Les critiques en direct.
Les critiques en direct, c’est un exercice que j’affectionne. Vous écoutez un disque. Fort de préférence. Pour la première fois idéalement. Et vous écrivez en même temps que vous écoutez. Ce que cela vous inspire. D’un jet. Là, en ce samedi 30 mai, mon dernier achat Bandcamp : projet YK/OT.
Cela commence directement par La Sortie.
Cela ne s’invente pas : c’est le titre du premier morceau.
Alors on entre, et ni une ni deux, une ambiance vous tombe dessus. Elle vous chope. Vous tombez direct dans une gueule d’atmosphère : élégante, froide, douce, tendue.
Le décor est planté.
Peu à peu, je me dis que je suis entré dans un grand appartement de ville un peu désuet, vide de plein choses. A un moment des trains passent.
C’est un poil sombre, un brin obscur, et forcément, c’est lumineux à sa façon.
L’album n’a pas de titre. On reste donc sur un énigmatique « Projet IK/OT. Du nom des deux protagonistes de l’affaire.
L’ensemble est très compact, très orchestré, très travaillé, avec s’élevant au-dessus des volutes une voix. C’est la signature. Elle dit de belles choses. Des choses très écrites. C’est assez dark. C’est toujours distingué.
Elle ne chante jamais, cette voix. Elle est omniprésente toutefois.
Elle parle. Nous parle. Se parle et pour tout vous dire, elle m’a fait penser à celle de feu Christophe. Pas le timbre qui va dans les aigus, plutôt celui, écaillé, qui chuchote, qui murmure.
Comme si l’équilibre était une corde, pendant que le fond sonore s’ébroue dans son urbanie, avec sérieux, gravité, intensité, rythmique appuyée.
On est en mode nuit, nuit bleue qui dure, ou alors dans cet espace temps où la nuit n’est plus tout à fait et où le jour n’est pas encore. En cela aussi, je pense à Christophe, oiseau de nuit, surtout quand soudain, troisième chanson, bingo ! Une reprise de Christophe… Les Paradis perdus…Claviers épais. Rythme langoureux. Petits sons qui scintillent.
Les deux gaillards du projet YKOT se l’approprient suffisamment bien pour que cela reste dans le ton et du bonhomme, et de l’album.
La suite reste dans le même ton, dans les mêmes teintes, la voix nous parle, habillée d’une musique ample et scintillante. Y’a du Bashung un peu, du Manset aussi, du Murat pourquoi pas. Je pense aussi à Bruit Noir.
On se sent dans un appartement, avec de la moquette fatiguée, orangée peut-être. Cendriers pleins de mégots, bouteilles vides, canapés fânés et regards vibrants. L’espoir, compagnon fidèle du désespoir.
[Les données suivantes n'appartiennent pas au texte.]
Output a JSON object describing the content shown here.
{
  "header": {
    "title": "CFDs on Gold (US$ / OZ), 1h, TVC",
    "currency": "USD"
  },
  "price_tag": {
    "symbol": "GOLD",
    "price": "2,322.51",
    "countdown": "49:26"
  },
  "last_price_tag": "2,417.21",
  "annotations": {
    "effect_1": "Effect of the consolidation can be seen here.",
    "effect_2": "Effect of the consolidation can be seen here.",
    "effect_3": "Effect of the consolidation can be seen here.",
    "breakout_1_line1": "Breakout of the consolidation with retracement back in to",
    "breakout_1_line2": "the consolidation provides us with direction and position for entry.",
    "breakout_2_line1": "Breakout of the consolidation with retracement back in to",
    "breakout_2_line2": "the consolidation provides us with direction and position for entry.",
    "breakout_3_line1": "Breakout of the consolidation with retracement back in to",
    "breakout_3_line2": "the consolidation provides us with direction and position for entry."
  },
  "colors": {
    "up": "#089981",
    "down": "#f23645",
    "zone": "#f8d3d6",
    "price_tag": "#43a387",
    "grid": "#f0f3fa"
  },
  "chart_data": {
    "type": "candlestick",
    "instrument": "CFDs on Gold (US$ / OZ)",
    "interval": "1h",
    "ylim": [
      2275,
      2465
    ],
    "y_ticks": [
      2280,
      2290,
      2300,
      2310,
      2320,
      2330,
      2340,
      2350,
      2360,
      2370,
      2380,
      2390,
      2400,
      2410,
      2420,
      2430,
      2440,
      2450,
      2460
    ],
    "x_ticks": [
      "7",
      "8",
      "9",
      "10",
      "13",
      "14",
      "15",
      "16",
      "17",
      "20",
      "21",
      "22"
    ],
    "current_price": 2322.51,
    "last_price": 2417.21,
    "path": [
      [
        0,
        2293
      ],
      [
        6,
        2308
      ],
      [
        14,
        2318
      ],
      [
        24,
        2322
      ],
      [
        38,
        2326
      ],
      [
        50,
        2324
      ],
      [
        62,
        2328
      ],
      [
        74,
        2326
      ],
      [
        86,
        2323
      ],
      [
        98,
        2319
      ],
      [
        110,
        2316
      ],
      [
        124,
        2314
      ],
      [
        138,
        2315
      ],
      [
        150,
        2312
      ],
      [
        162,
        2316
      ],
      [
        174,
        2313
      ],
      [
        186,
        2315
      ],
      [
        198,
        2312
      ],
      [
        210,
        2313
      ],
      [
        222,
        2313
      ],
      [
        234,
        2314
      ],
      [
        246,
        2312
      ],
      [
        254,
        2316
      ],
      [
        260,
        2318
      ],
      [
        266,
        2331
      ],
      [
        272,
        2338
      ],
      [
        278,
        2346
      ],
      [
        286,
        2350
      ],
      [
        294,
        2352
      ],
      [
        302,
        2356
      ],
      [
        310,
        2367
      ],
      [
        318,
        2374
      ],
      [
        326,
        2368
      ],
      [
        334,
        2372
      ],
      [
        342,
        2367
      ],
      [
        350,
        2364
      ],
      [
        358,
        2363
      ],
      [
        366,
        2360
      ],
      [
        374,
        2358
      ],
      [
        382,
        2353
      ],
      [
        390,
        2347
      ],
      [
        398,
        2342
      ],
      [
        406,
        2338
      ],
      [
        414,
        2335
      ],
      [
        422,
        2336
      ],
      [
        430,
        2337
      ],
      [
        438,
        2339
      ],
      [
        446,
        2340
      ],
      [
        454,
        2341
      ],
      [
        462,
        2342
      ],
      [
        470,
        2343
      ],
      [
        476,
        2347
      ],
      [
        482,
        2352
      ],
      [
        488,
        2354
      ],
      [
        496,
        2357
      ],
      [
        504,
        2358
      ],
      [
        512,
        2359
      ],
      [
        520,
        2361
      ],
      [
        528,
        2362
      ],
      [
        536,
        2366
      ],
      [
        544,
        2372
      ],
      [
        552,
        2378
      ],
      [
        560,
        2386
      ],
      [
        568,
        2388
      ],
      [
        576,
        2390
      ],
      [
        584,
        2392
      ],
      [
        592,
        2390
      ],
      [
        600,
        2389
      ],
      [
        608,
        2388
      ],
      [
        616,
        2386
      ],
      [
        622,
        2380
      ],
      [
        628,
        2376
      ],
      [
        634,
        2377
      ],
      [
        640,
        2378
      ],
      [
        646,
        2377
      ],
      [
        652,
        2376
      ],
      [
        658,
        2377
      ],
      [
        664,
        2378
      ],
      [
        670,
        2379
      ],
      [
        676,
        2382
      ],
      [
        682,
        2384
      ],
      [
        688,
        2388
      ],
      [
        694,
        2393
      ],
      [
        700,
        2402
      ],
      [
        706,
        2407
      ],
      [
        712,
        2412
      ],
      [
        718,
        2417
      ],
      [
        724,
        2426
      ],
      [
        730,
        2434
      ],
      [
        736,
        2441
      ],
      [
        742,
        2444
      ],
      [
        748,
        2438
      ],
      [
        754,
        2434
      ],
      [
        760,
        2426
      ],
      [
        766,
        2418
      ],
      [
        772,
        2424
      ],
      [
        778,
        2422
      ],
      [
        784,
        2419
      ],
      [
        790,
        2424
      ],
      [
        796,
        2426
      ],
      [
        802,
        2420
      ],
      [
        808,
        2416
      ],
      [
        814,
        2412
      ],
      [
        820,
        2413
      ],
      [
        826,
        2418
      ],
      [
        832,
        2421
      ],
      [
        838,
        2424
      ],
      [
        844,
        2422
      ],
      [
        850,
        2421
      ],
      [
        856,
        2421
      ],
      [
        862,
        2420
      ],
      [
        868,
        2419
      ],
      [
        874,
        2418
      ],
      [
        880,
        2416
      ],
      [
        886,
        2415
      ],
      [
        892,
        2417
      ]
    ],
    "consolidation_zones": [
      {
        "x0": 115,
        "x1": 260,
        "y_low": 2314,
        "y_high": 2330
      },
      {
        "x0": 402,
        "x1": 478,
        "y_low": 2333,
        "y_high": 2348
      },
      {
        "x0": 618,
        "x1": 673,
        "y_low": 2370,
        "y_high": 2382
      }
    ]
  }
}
Côté titres, cela donne cet ensemble qui a sa propre musique : A la sortie, la part belle, les paradis perdus, Paréidolie, Death in Pardise, Fragment, L’effort, Indéchiffrable, Oeuvre étrange, Politifact.
C’est bien sûr Paréidolie, qui surprend. Suffisamment pour égayer curiosité. Dictionnaire. Il est des artistes qui élèvent. C’est la minute wikipédia.
Une paréidolie (du grec ancien para-, « à côté de », et eidôlon, diminutif d’eidos, « apparence, forme ») est un phénomène psychologique, impliquant un stimulus (visuel ou auditif) vague et indéterminé, plus ou moins perçu comme reconnaissable. Ce phénomène consiste, par exemple, à identifier une forme familière dans un paysage, un nuage, de la fumée ou encore une tache d’encre, mais tout aussi bien une voix humaine dans un bruit, ou des paroles (généralement dans sa langue) dans une chanson dont on ne comprend pas les paroles. Les paréidolies visuelles font partie des illusions d’optique.
Et puisque on est entré par la sortie, la dernière chanson nous invite à autre chose. Le rythme est plus nerveux. La musique plus chantante. La voix termine son périple. Juste à côté. Elle n’aura jamais cessé de nous parler dans son propre langage. Des mots en surgissent, hirsutes, et c’est agréable. Ce n’est pas le corps qui lutte. C’est l’esprit qui attend qu’il s’allège.